Running Solaris 10 on a Rock microprocessor means Sun remains on schedule to ship the high-end UltraSparc (for Scalable Processor Architecture) chip multithreading (CMT) processor in the second half of 2008. Rock is to be fabricated by Texas Instruments Inc.

"Bringing up the OS is a very key component to us feeling confident about the execution of our roadmap," said Fadi Azhari, director of marketing for Sun's Sparc CMT technology.

Multithreading refers to a chip design in which multiple streams of computer instructions, or threads, can travel through a processor core simultaneously. Sun intends to make Rock a 16-core processor, but Thomas said the company isn't yet ready to say how many threads will be able to run through each core.

The Rock processor is the third in a line of CMT processors from Sun, following the UltraSparc T1, codenamed Niagara, that Sun introduced in 2005 and the UltraSparc T2, or Niagara 2 , coming out in mid-2007. UltraSparc T1 microprocessors power Sun's T1000, T2000 and Sparc Enterprise systems, which have generated US$100 million in revenue for Sun each quarter.

The Niagara and Rock processors are "aimed at different sweet spots in the market," said Jean Bozman, a server industry analyst at IDC. The Niagara line handles network traffic, such as with telephone carriers, and some smaller database jobs, but Rock is intended to handle even more work.

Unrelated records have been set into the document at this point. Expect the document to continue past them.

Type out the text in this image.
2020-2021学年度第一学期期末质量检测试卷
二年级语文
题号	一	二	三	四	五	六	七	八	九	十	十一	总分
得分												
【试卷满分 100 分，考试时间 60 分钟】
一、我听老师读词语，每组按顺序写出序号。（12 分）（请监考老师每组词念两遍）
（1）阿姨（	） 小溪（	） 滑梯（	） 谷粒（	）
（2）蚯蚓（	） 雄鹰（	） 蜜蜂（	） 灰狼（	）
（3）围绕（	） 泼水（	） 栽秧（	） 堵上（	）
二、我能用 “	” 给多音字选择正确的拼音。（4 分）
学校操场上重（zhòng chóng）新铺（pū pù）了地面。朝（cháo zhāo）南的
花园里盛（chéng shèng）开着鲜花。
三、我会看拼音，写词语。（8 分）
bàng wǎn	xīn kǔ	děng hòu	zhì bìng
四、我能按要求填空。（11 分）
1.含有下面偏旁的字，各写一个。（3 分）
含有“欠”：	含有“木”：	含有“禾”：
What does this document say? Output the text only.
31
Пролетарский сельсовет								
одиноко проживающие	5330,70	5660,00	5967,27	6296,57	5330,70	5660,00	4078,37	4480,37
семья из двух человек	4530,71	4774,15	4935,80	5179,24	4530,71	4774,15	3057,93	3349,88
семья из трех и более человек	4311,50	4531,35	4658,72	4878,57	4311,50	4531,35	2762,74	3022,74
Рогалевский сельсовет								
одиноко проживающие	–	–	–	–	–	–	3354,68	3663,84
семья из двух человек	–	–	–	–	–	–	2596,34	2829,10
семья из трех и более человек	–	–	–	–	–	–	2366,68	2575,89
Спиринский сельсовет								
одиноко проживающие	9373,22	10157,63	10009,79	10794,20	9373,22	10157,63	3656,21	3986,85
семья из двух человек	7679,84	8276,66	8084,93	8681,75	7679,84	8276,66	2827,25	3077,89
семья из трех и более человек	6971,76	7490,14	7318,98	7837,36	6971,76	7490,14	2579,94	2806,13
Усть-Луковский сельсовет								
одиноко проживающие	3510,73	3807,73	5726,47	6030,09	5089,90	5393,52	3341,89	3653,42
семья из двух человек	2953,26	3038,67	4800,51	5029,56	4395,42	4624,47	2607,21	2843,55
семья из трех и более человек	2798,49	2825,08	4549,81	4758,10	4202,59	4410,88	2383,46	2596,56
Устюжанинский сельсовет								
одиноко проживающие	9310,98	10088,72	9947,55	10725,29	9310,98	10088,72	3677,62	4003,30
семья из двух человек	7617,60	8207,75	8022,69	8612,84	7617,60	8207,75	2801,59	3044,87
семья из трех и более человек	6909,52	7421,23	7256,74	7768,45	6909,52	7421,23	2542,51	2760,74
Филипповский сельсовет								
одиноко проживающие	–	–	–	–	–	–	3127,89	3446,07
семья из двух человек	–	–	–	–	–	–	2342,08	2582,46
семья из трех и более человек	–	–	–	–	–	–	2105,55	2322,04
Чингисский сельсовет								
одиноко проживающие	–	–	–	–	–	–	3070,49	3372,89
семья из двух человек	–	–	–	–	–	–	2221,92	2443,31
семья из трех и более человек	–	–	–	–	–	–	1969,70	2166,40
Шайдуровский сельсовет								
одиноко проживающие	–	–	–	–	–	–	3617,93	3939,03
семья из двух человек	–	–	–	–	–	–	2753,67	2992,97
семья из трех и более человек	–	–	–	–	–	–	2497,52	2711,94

"With Rock, the idea is that this is going to be a data center machine. It's going to run a wider variety of workloads," Bozman said.

Sun envisions Rock processors handling enterprise resource planning (ERP), customer relationship management (CRM) and other large-scale computing functions, said Thomas.

Sun is one of several chip makers bringing multicore and multithreading processors to market to generate more processing power than can be achieved by simply making single-core processors run faster. They include quad-core chips from Intel Corp. and, coming later this year, from Advanced Micro Devices Inc.

Azul Systems Inc., using a different approach, markets "pools" of compute processing capacity with as many as 768 processor cores in one system. It's designed for transaction-heavy workloads such as those running Java software applications.

Sun recently created a separate unit to develop new microelectronics products for use in Sun products but also to potentially license technology to other companies.

Thomas didn't rule out the possibility of at least some elements of Rock's technology someday being licensed to others.

"It doesn't necessarily mean we would do it," he said, "but if there were an interesting deal proposed to us, we would think about it."